One of the best things about my time at InterVarsity Press (IVP) in the 1990s was working with great authors. Two of the most fun and witty authors I had the opportunity to work with were Scot McKnight and Roger Olson. During my decade long evangelical exile in Boston and California I lost track of their work, but I have reconnected with them in the blogosphere in recent months and I am back to enjoying and learning from them. They are each engaged of late in discussing significant new books that go to the heart of evangelical identity. Scot is discussing his new book The King Jesus Gospel and Roger is analyzing Christian Smith’s book The Bible Made Impossible. These are conversations well worth following for anyone interested in the latest happenings at the center of evangelical thought. In that context I should also mention a blog post at Christianity Today. The last issue of CT on 9-11 was the occasion for quite a bit of critical comment/analysis by me. Nothing so controversial to me in this issue, but an important post at their blog on Perry/Bachmann.
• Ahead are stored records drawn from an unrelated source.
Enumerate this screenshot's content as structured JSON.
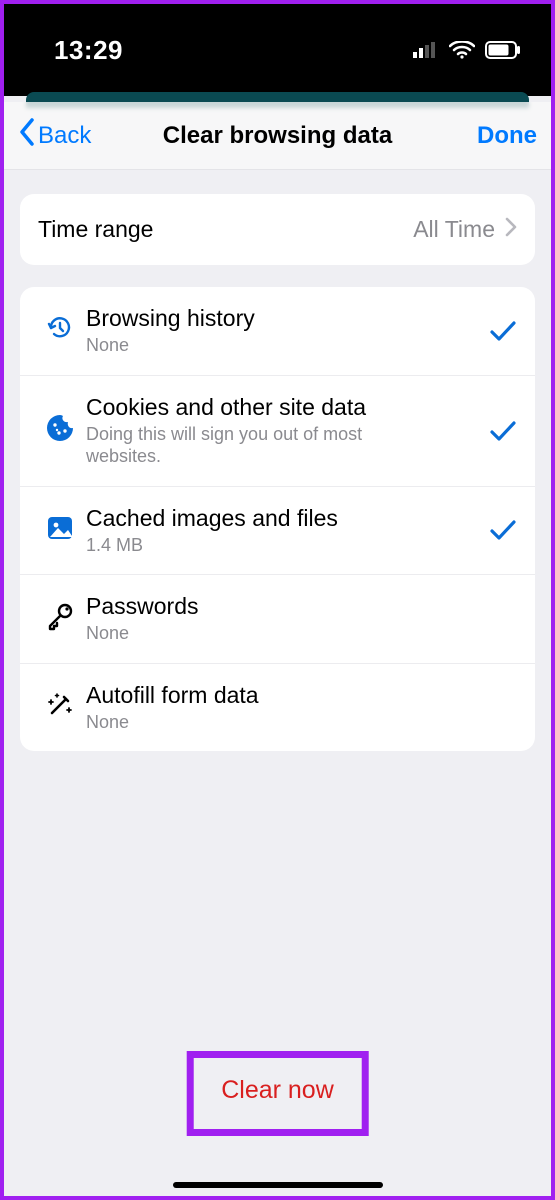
{
  "statusbar": {
    "time": "13:29"
  },
  "nav": {
    "back": "Back",
    "title": "Clear browsing data",
    "done": "Done"
  },
  "time_range": {
    "label": "Time range",
    "value": "All Time"
  },
  "items": [
    {
      "icon": "history-icon",
      "label": "Browsing history",
      "sub": "None",
      "checked": true
    },
    {
      "icon": "cookie-icon",
      "label": "Cookies and other site data",
      "sub": "Doing this will sign you out of most websites.",
      "checked": true
    },
    {
      "icon": "image-icon",
      "label": "Cached images and files",
      "sub": "1.4 MB",
      "checked": true
    },
    {
      "icon": "key-icon",
      "label": "Passwords",
      "sub": "None",
      "checked": false
    },
    {
      "icon": "wand-icon",
      "label": "Autofill form data",
      "sub": "None",
      "checked": false
    }
  ],
  "clear": {
    "label": "Clear now"
  },
  "colors": {
    "accent": "#0a6dd6",
    "link": "#007aff",
    "danger": "#d91f1f"
  }
}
While I was critical of Jim Wallis’ initial post on evangelical identity, I like the broader points being made at the Sojourner’s blog highlighting the diversity of evangelicalism. This from Lynne Hybels was particularly interesting:
In Jesus I also found a radical call to compassionate action in the world. At Jesus’ first public appearance he said, “I have come to set the captives free and to preach good news to the poor.” Then, through his teaching and life of servanthood, he slowly and methodically turned the values of the powerful Roman Empire upside down.
To that I say AMEN and have a great weekend!